Categories > Celebrities > My Chemical Romance > The Day My Life Changed Completly

Is it selfish?

by xXi_luv_gerardXx 0 reviews

I couldn't find it in my heart to firgive him... what's wrong with me?

Category: My Chemical Romance - Rating: G - Genres: Angst - Characters: Frank Iero,Gerard Way,Mikey Way - Published: 2008-07-25 - Updated: 2008-07-25 - 889 words

0Unrated
Rachel's POV

I sat outside on the steps of the bus with my notebook, trying to collect my thoughts. Tears were falling off my cheek. I pulled the hood of Chris's sweater over my head and stared in disbelief at the pages of the book. How could Gerard do this to me? I trusted him. My old notebook had so many secrets about me that I didn't want anyone to know. There were parts of my past that I was so ashamed of, and if Gerard had read any further he would have found out. I was probably gonna tell him anyway, but I wanted to wait. I almost had complete trust in him, and he ruined it. I couldn't believe he did this. I wanted to let it go, but for some reason I couldn't find it in my heart to forgive him. Why not?

A little selfish, aren't you Rachel?

I buried my head in my knees. That was it. I'm too selfish. I have to forgive him. He's letting me stay with the band and giving me pretty much whatever I want. I tossed the notebook on the ground in front of me and stared at it. It was almost taunting me. I wanted to rip it to shreds, but I couldn't bring myself to do it.

How can I be so fucking selfish?

"Rachel, you are anything but selfish." I jumped up and turned around, facing Gerard, who was standing in front of the door. Crap, did I say that out loud??

I stared down at my feet. "Sorry," I mumbled.

Gerard moved closer and tried to hug me. I jerked away. He looked like I just slapped him in the face, and that tore me up inside. What is wrong with me?

I turned around and put my hands to my head, trying to make sense of all this. "I..." Turning around, I only saw the door of the bus slam shut.

My god, I am stupid.

Gerard's POV

I am so confused. She apologized to me?? But then, she pulled away when I tried to hug her. She fuckin pulled away. She must hate you. Maybe, she is more confused than me? That must be it. I mean with everything that's been going on, it must be overwhelming. I think I'm just gonna leave her alone for a while.

Rachel's POV

I picked up my notebook and hugged it to my chest. Oh, how I hated it for reminding me of who I really am, but I couldn't part with it. There I stood, in a sweater that's too big for me, hugging a notebook like a stuffed animal, trying not to cry. But I couldn't help it. I let one sob escape my lips and then the tears wouldn't stop. It reminded me of a five year old. Suddenly, my phone rang. I tried to control my crying when I answered the phone.
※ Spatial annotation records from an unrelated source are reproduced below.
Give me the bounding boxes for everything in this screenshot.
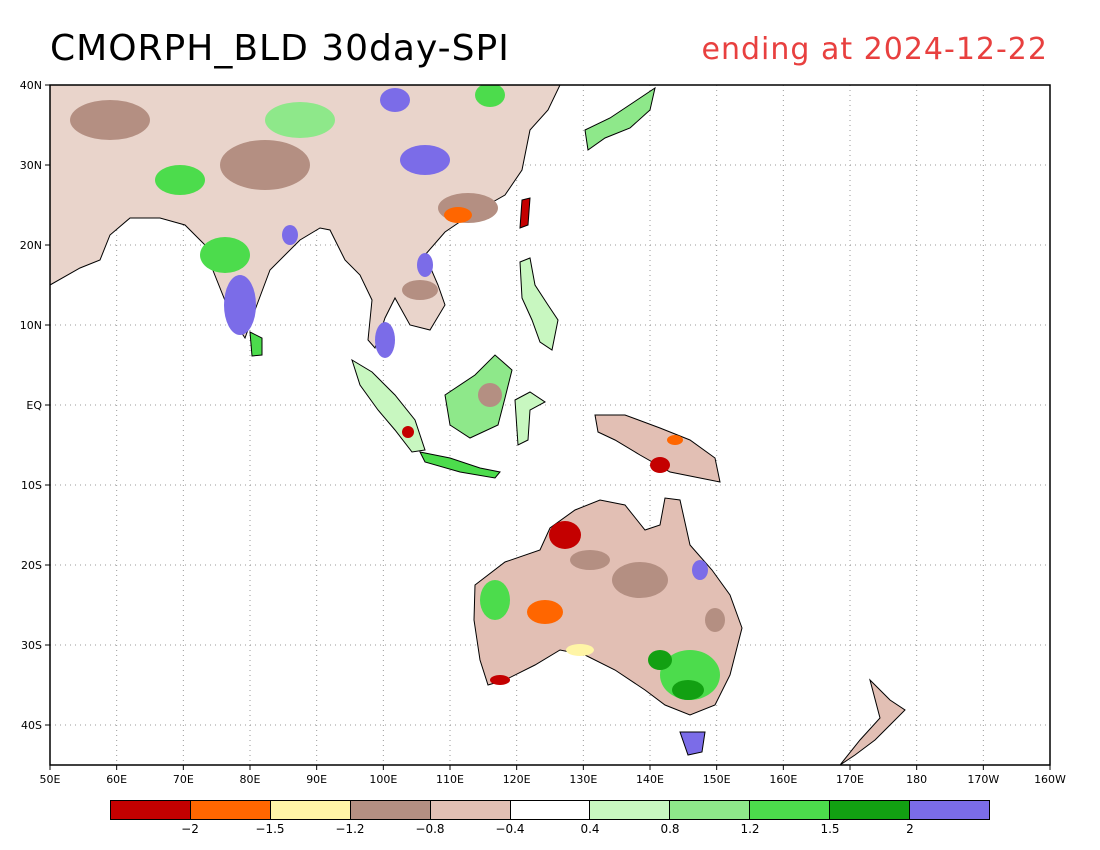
lon-tick-label: 50E bbox=[40, 773, 61, 786]
axis-labels: 50E 60E 70E 80E 90E 100E 110E 120E 130E 140E 150E 1… bbox=[20, 79, 1066, 786]
legend-swatch bbox=[910, 801, 989, 819]
legend-label: −1.2 bbox=[335, 822, 365, 836]
lon-tick-label: 170W bbox=[967, 773, 999, 786]
landmass-sulawesi bbox=[514, 391, 546, 446]
lat-tick-label: 30S bbox=[21, 639, 42, 652]
lat-tick-label: 40N bbox=[20, 79, 42, 92]
lat-tick-label: 40S bbox=[21, 719, 42, 732]
legend-swatch bbox=[430, 801, 511, 819]
legend-label: 1.2 bbox=[740, 822, 760, 836]
lon-tick-label: 160E bbox=[769, 773, 797, 786]
landmass-sri-lanka bbox=[249, 331, 263, 357]
lon-tick-label: 60E bbox=[106, 773, 127, 786]
legend-label: −0.4 bbox=[495, 822, 525, 836]
legend-labels: −2 −1.5 −1.2 −0.8 −0.4 0.4 0.8 1.2 1.5 2 bbox=[0, 822, 1100, 842]
legend-label: 2 bbox=[906, 822, 914, 836]
lat-tick-label: EQ bbox=[26, 399, 42, 412]
lon-tick-label: 130E bbox=[569, 773, 597, 786]
legend-swatch bbox=[750, 801, 831, 819]
lon-tick-label: 180 bbox=[906, 773, 927, 786]
landmass-java bbox=[419, 451, 501, 479]
legend-swatch bbox=[111, 801, 191, 819]
legend-swatch bbox=[670, 801, 751, 819]
landmass-new-zealand bbox=[839, 678, 906, 765]
land-layer bbox=[50, 85, 906, 765]
landmass-taiwan bbox=[519, 197, 531, 229]
legend-swatch bbox=[270, 801, 351, 819]
map-subtitle: ending at 2024-12-22 bbox=[701, 32, 1048, 67]
lon-tick-label: 120E bbox=[503, 773, 531, 786]
landmass-japan bbox=[584, 86, 656, 151]
legend-swatch bbox=[510, 801, 591, 819]
lon-tick-label: 80E bbox=[240, 773, 261, 786]
lat-tick-label: 20S bbox=[21, 559, 42, 572]
legend-label: 0.8 bbox=[660, 822, 680, 836]
lon-tick-label: 140E bbox=[636, 773, 664, 786]
legend-swatch bbox=[190, 801, 271, 819]
lon-tick-label: 150E bbox=[703, 773, 731, 786]
spi-map: 50E 60E 70E 80E 90E 100E 110E 120E 130E 140E 150E 1… bbox=[20, 79, 1066, 786]
lon-tick-label: 70E bbox=[173, 773, 194, 786]
lon-tick-label: 90E bbox=[306, 773, 327, 786]
legend-swatch bbox=[590, 801, 671, 819]
legend-label: −2 bbox=[181, 822, 199, 836]
lon-tick-label: 110E bbox=[436, 773, 464, 786]
legend-swatch bbox=[830, 801, 911, 819]
legend-label: −1.5 bbox=[255, 822, 285, 836]
landmass-tasmania bbox=[679, 731, 706, 756]
lon-tick-label: 160W bbox=[1034, 773, 1066, 786]
legend-swatch bbox=[350, 801, 431, 819]
lat-tick-label: 30N bbox=[20, 159, 42, 172]
map-title: CMORPH_BLD 30day-SPI bbox=[50, 28, 510, 69]
legend-label: 0.4 bbox=[580, 822, 600, 836]
legend-label: −0.8 bbox=[415, 822, 445, 836]
lon-tick-label: 170E bbox=[836, 773, 864, 786]
landmass-new-guinea bbox=[594, 414, 721, 483]
lat-tick-label: 20N bbox=[20, 239, 42, 252]
landmass-philippines bbox=[519, 257, 559, 351]
lat-tick-label: 10N bbox=[20, 319, 42, 332]
legend-label: 1.5 bbox=[820, 822, 840, 836]
lon-tick-label: 100E bbox=[369, 773, 397, 786]
map-frame bbox=[49, 84, 1051, 766]
color-legend bbox=[110, 800, 990, 820]
spi-patches bbox=[70, 85, 725, 700]
lat-tick-label: 10S bbox=[21, 479, 42, 492]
"Hello?" My voice was shaking.

"Rachel? Are you okay??"

I sniffed. "Chris... I..."

"I just went to go get some coffee and I see you outside the bus."
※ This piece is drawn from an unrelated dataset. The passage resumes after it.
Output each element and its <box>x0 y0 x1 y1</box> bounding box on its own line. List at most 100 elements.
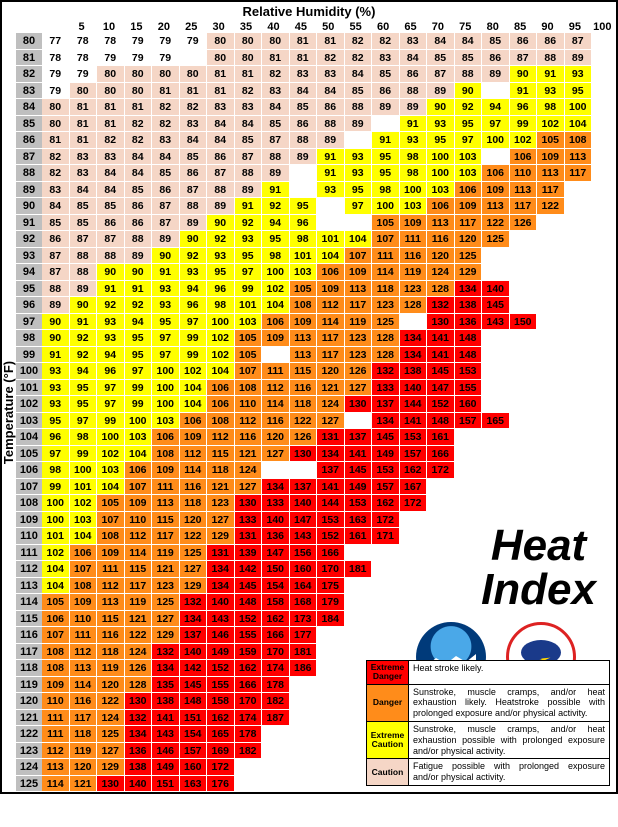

I looked up. There he was, standing a few feet away, with coffee in his hand and a confused expression on his face. I hung up and ran into his arms.

I could tell he was confused, but he held me tight as I cried in his shoulder. "Rachel, what's wrong?"

I shook my head. "I can't- I-"

"Shh," He brushed my hair out of my eyes so he could make eye contact. "You don't have to tell me. Let's just go to the hotel and get you cleaned up, okay?" All I could do was nod.

Frank's POV

So we were goofing off and having a good time at Starbucks. I was being all hyper to piss Bob off, and then I saw Rachel and Chris walking towards the hotel. Rachel was crying and Chris was trying to comfort her. Shit. What happened now? I got out my phone to call Gerard.

Gerard's POV

My phone rang. It was a text from Chris.

Rachel is going 2 stay with me @ the hotel. That ok with U?

I don't know why he couldn't call me. I am a horrible texter. It took me five minutes to figure out how to type out, "Yeah."

My phone rang again. Don't tell me he replied already. I looked at my phone. It was a call from Frank.

"What's up?"

"Gerard, did you see Rachel walking with Chris to the hotel?"

"Oh yeah, Rach is gonna stay with him," I said.

"Did something happen? She was crying."

I sighed. "Yeah, we kinda got into a fight. We should give her some space for a while. I'm sure she's overwhelmed."

"Okay," Frank said. "We're about to come back. You want us to bring you something?"

"No thanks man, it's cool. I'm gonna get some sleep."

Frank's POV

I was a little worried. "Alright then," I said. "Later." I hung up and went over to Mikey, who was about to order.

"What does he want?"

I shook my head. "He doesn't want anything. Let's go."

"Gerard doesn't want coffee??" Mikey said in disbelief. "Is he okay?"

"I don't know man, I dunno." He probably wasn't. When Gerard isn't in the mood for coffee, you know something bad happened.